O processo de despejo e desocupação em curso nos bairros afetados pelo afundamento do solo estimula uma discussão sobre os modos como projetos ligados à mineração têm como consequência medidas radicais como a remoção de pessoas , como propõe a socióloga Raquel Teixeira (UFMG) , ainda que se apresentem em narrativas corporativas enquanto decisões inquestionáveis. O risco opera, no caso analisado, enquanto ferramenta de expropriação da população, que hoje em grande medida questiona a necessidade de remoção dos bairros. “Passaram cinco anos do tremor e nenhuma casa caiu”, diz uma moradora do Pinheiro. Para além do fenômeno de afundamento do solo, instalou-se entre a população uma sensação de desconfiança em relação às ações da Braskem e ao futuro dos bairros. O estudante João é um dos muitos que acredita na construção de condomínios de luxo na região de localização privilegiada após o preenchimento das minas de sal-gema e estabilização do solo : “eu que morava aqui não vou ter dinheiro pra voltar a morar”, diz ele.

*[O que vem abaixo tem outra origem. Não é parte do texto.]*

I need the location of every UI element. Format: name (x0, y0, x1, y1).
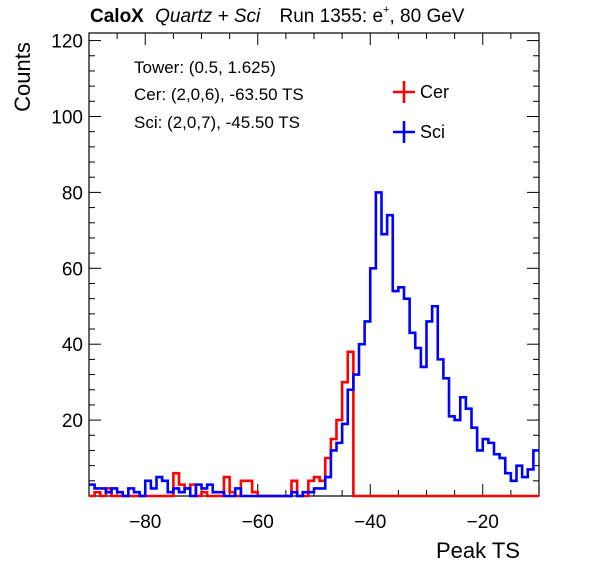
y-axis-label: Counts (9, 42, 35, 112)
x-tick-label: −40 (354, 512, 386, 533)
run-prefix: Run 1355: e (279, 6, 384, 27)
x-tick-label: −20 (467, 512, 499, 533)
particle-charge: + (383, 4, 390, 16)
experiment-name: CaloX (90, 6, 144, 27)
tick-labels: −80 −60 −40 −20 20 40 60 80 100 120 (51, 32, 499, 533)
series-layer (89, 191, 539, 498)
series-sci-line (89, 191, 539, 498)
legend-marks (393, 81, 415, 143)
y-tick-label: 60 (62, 259, 83, 280)
y-tick-label: 80 (62, 183, 83, 204)
y-tick-label: 100 (51, 107, 83, 128)
y-tick-label: 40 (62, 335, 83, 356)
series-cer-line (89, 350, 539, 498)
info-sci: Sci: (2,0,7), -45.50 TS (134, 113, 300, 132)
info-tower: Tower: (0.5, 1.625) (134, 58, 276, 77)
chart-title: CaloX Quartz + Sci Run 1355: e+, 80 GeV (90, 4, 465, 28)
x-tick-label: −80 (129, 512, 161, 533)
y-tick-label: 20 (62, 411, 83, 432)
y-tick-label: 120 (51, 32, 83, 53)
run-label: Run 1355: e+, 80 GeV (279, 4, 465, 27)
detector-label: Quartz + Sci (155, 6, 261, 27)
axis-ticks (88, 33, 540, 497)
legend-label-sci: Sci (420, 122, 446, 142)
info-cer: Cer: (2,0,6), -63.50 TS (134, 85, 304, 104)
x-axis-label: Peak TS (436, 538, 520, 563)
x-tick-label: −60 (242, 512, 274, 533)
legend-label-cer: Cer (420, 82, 450, 102)
run-suffix: , 80 GeV (389, 6, 465, 27)
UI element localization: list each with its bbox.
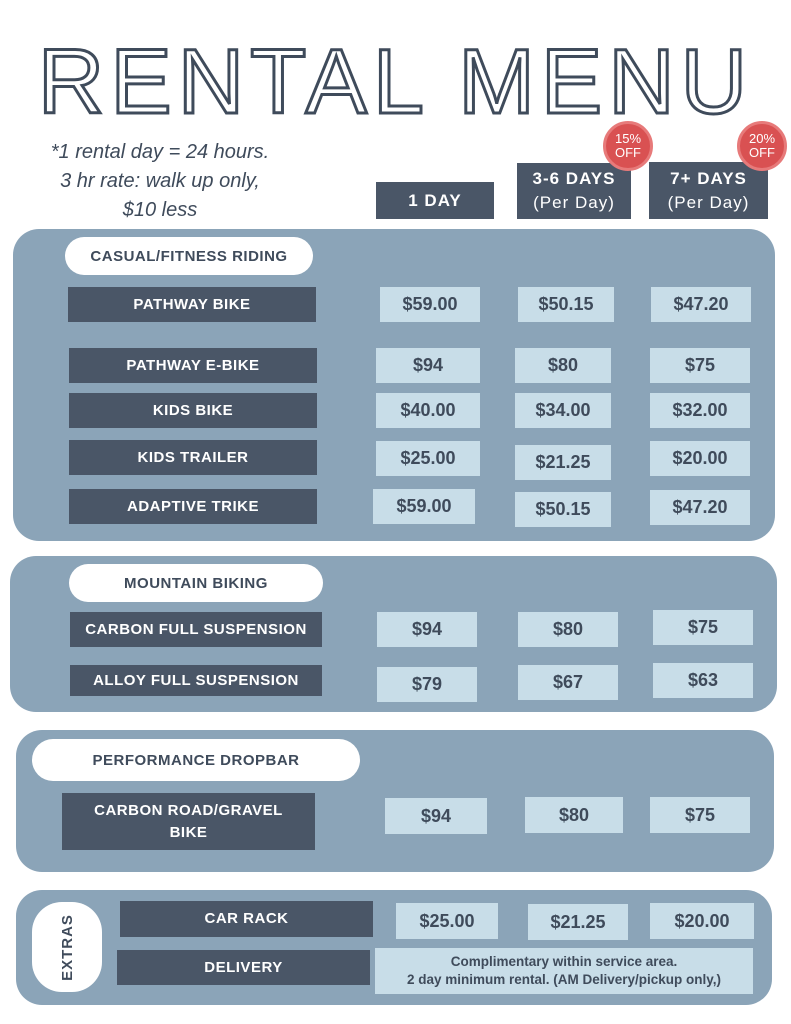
discount-badge-15-pct: 15%: [614, 131, 642, 146]
extras-title-label: EXTRAS: [58, 913, 76, 981]
price-adaptive-trike-3-6-days: $50.15: [515, 492, 611, 527]
price-pathway-bike-3-6-days: $50.15: [518, 287, 614, 322]
note-line-3: $10 less: [122, 199, 198, 221]
price-alloy-full-suspension-1-day: $79: [377, 667, 477, 702]
item-carbon-road-gravel-bike-line-2: BIKE: [169, 823, 208, 841]
price-pathway-bike-7-plus-days: $47.20: [651, 287, 751, 322]
column-header-7-plus-days-label: 7+ DAYS: [670, 168, 747, 188]
delivery-note-line-1: Complimentary within service area.: [450, 954, 678, 969]
price-car-rack-1-day: $25.00: [396, 903, 498, 939]
price-kids-trailer-7-plus-days: $20.00: [650, 441, 750, 476]
delivery-note: Complimentary within service area. 2 day…: [375, 948, 753, 994]
price-carbon-road-gravel-3-6-days: $80: [525, 797, 623, 833]
price-kids-bike-1-day: $40.00: [376, 393, 480, 428]
note-line-1: *1 rental day = 24 hours.: [50, 141, 270, 163]
price-kids-bike-3-6-days: $34.00: [515, 393, 611, 428]
discount-badge-20-pct: 20%: [748, 131, 776, 146]
column-header-1-day-label: 1 DAY: [408, 190, 462, 210]
price-kids-trailer-3-6-days: $21.25: [515, 445, 611, 480]
discount-badge-20: 20% OFF: [737, 121, 787, 171]
price-carbon-full-suspension-1-day: $94: [377, 612, 477, 647]
column-header-3-6-days-sub: (Per Day): [533, 193, 615, 212]
page-title: RENTAL MENU: [36, 30, 754, 135]
item-kids-trailer: KIDS TRAILER: [69, 440, 317, 475]
price-car-rack-3-6-days: $21.25: [528, 904, 628, 940]
price-adaptive-trike-1-day: $59.00: [373, 489, 475, 524]
price-pathway-bike-1-day: $59.00: [380, 287, 480, 322]
price-carbon-road-gravel-7-plus-days: $75: [650, 797, 750, 833]
item-pathway-bike: PATHWAY BIKE: [68, 287, 316, 322]
price-pathway-e-bike-1-day: $94: [376, 348, 480, 383]
item-carbon-road-gravel-bike-line-1: CARBON ROAD/GRAVEL: [94, 801, 283, 819]
column-header-7-plus-days: 7+ DAYS (Per Day): [649, 162, 768, 219]
discount-badge-20-off: OFF: [749, 145, 775, 160]
item-pathway-e-bike: PATHWAY E-BIKE: [69, 348, 317, 383]
item-car-rack: CAR RACK: [120, 901, 373, 937]
price-adaptive-trike-7-plus-days: $47.20: [650, 490, 750, 525]
mountain-biking-title: MOUNTAIN BIKING: [69, 564, 323, 602]
extras-title: EXTRAS: [32, 902, 102, 992]
price-carbon-full-suspension-7-plus-days: $75: [653, 610, 753, 645]
item-carbon-road-gravel-bike: CARBON ROAD/GRAVEL BIKE: [62, 793, 315, 850]
column-header-7-plus-days-sub: (Per Day): [667, 192, 750, 212]
column-header-1-day: 1 DAY: [376, 182, 494, 219]
item-carbon-full-suspension: CARBON FULL SUSPENSION: [70, 612, 322, 647]
item-kids-bike: KIDS BIKE: [69, 393, 317, 428]
price-alloy-full-suspension-3-6-days: $67: [518, 665, 618, 700]
price-alloy-full-suspension-7-plus-days: $63: [653, 663, 753, 698]
column-header-3-6-days-label: 3-6 DAYS: [532, 169, 616, 188]
discount-badge-15-off: OFF: [615, 145, 641, 160]
item-alloy-full-suspension: ALLOY FULL SUSPENSION: [70, 665, 322, 696]
casual-fitness-title: CASUAL/FITNESS RIDING: [65, 237, 313, 275]
price-car-rack-7-plus-days: $20.00: [650, 903, 754, 939]
note-line-2: 3 hr rate: walk up only,: [60, 170, 260, 192]
item-adaptive-trike: ADAPTIVE TRIKE: [69, 489, 317, 524]
price-kids-bike-7-plus-days: $32.00: [650, 393, 750, 428]
price-kids-trailer-1-day: $25.00: [376, 441, 480, 476]
price-pathway-e-bike-7-plus-days: $75: [650, 348, 750, 383]
price-carbon-road-gravel-1-day: $94: [385, 798, 487, 834]
price-pathway-e-bike-3-6-days: $80: [515, 348, 611, 383]
column-header-3-6-days: 3-6 DAYS (Per Day): [517, 163, 631, 219]
item-delivery: DELIVERY: [117, 950, 370, 985]
discount-badge-15: 15% OFF: [603, 121, 653, 171]
performance-dropbar-title: PERFORMANCE DROPBAR: [32, 739, 360, 781]
price-carbon-full-suspension-3-6-days: $80: [518, 612, 618, 647]
rental-note: *1 rental day = 24 hours. 3 hr rate: wal…: [20, 138, 300, 225]
delivery-note-line-2: 2 day minimum rental. (AM Delivery/picku…: [406, 972, 722, 987]
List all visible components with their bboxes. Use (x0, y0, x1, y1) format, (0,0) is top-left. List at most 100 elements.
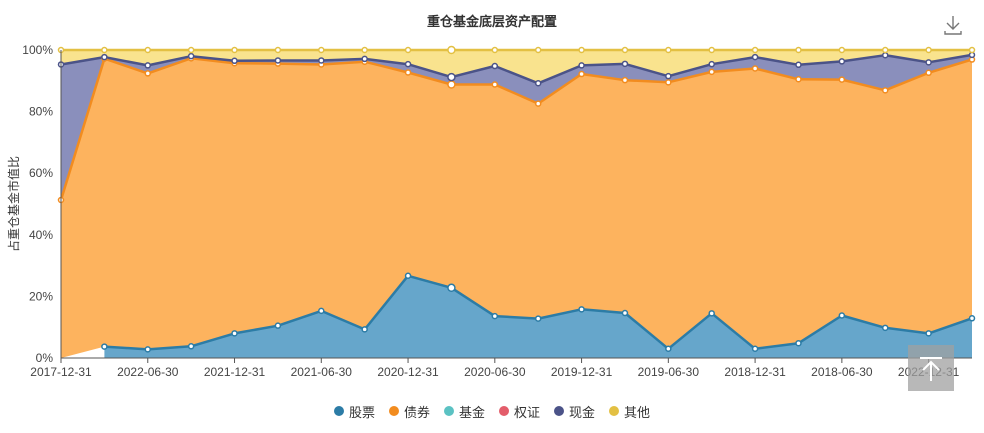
data-point-现金[interactable] (534, 80, 542, 87)
download-button[interactable] (940, 12, 966, 38)
legend-item[interactable]: 权证 (499, 402, 540, 421)
data-point-其他[interactable] (621, 46, 629, 54)
series-line-债券 (59, 57, 973, 201)
data-point-现金[interactable] (318, 57, 325, 64)
data-point-债券[interactable] (578, 70, 585, 78)
data-point-股票[interactable] (751, 345, 759, 353)
x-tick-label: 2020-06-30 (464, 365, 526, 379)
data-point-股票[interactable] (491, 312, 499, 320)
data-point-股票[interactable] (274, 322, 282, 329)
data-point-股票[interactable] (101, 343, 108, 350)
x-tick-label: 2019-06-30 (638, 365, 700, 379)
data-point-其他[interactable] (187, 46, 195, 54)
legend-item[interactable]: 债券 (388, 402, 430, 421)
data-point-债券[interactable] (491, 81, 499, 88)
data-point-其他[interactable] (578, 46, 585, 54)
data-point-现金[interactable] (231, 57, 238, 65)
data-point-债券[interactable] (838, 76, 846, 83)
data-point-股票[interactable] (708, 310, 715, 317)
data-point-股票[interactable] (881, 324, 889, 332)
data-point-现金[interactable] (621, 60, 629, 68)
legend-item[interactable]: 现金 (554, 402, 595, 421)
chart-title: 重仓基金底层资产配置 (427, 14, 557, 29)
data-point-其他[interactable] (318, 46, 325, 54)
chart-legend: 股票 债券 基金 权证 现金 其他 (0, 401, 984, 421)
data-point-其他[interactable] (144, 46, 152, 54)
data-point-现金[interactable] (708, 60, 715, 68)
data-point-其他[interactable] (101, 46, 108, 54)
x-tick-label: 2021-12-31 (204, 365, 266, 379)
data-point-现金[interactable] (447, 72, 456, 82)
data-point-现金[interactable] (144, 62, 152, 69)
y-tick-label: 100% (22, 43, 53, 57)
data-point-其他[interactable] (708, 46, 715, 54)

O caso expressa a dura realidade dos crimes socioambientais ligados à mineração no Brasil. Tal qual os desastres da Barragem do Fundão pela Samarco, em Mariana, e do Complexo Minerário do Córrego do Feijão pela Vale, em Brumadinho , os atingidos em Maceió seguem após cinco anos sem as devidas reparações, e as empresas impunes . Há de se considerar, também, que as violências sofridas excedem um evento em si, como o rompimento de barragem ou tremor de terra, e se desdobram no adoecimento da população, que relata variados problemas de saúde em decorrência da expropriação de suas casas e o tortuoso processo com a justiça . Apesar dos desastres terem ocorrido em regiões diferentes do país, existe um perfil de vítima que os caracteriza: a maior parte da população afetada é composta de pessoas pretas e pardas. Num contexto de mudanças climáticas e exploração de recursos naturais, é importante que o Estado e os seus órgãos reconheçam que é essa população, já vulnerabilizada, que mais sofre com os prejuízos dessas atividades. Além disso, também é necessário que o sistema de justiça aperfeiçoe suas ferramentas de julgamento e investigação para punir os culpados e reparar de maneira célere às populações afetadas por empreendimentos desse tipo. Como no caso de Maceió e da Braskem, cinco anos de espera por justiça e sem casa não é razoável, é descaso.
Luiza Souza é mestranda em sociologia e antropologia pela UFRJ.
Huri Paz é mestrando em sociologia pela USP, coordenador de projetos e pesquisador do Afro-Cebrap.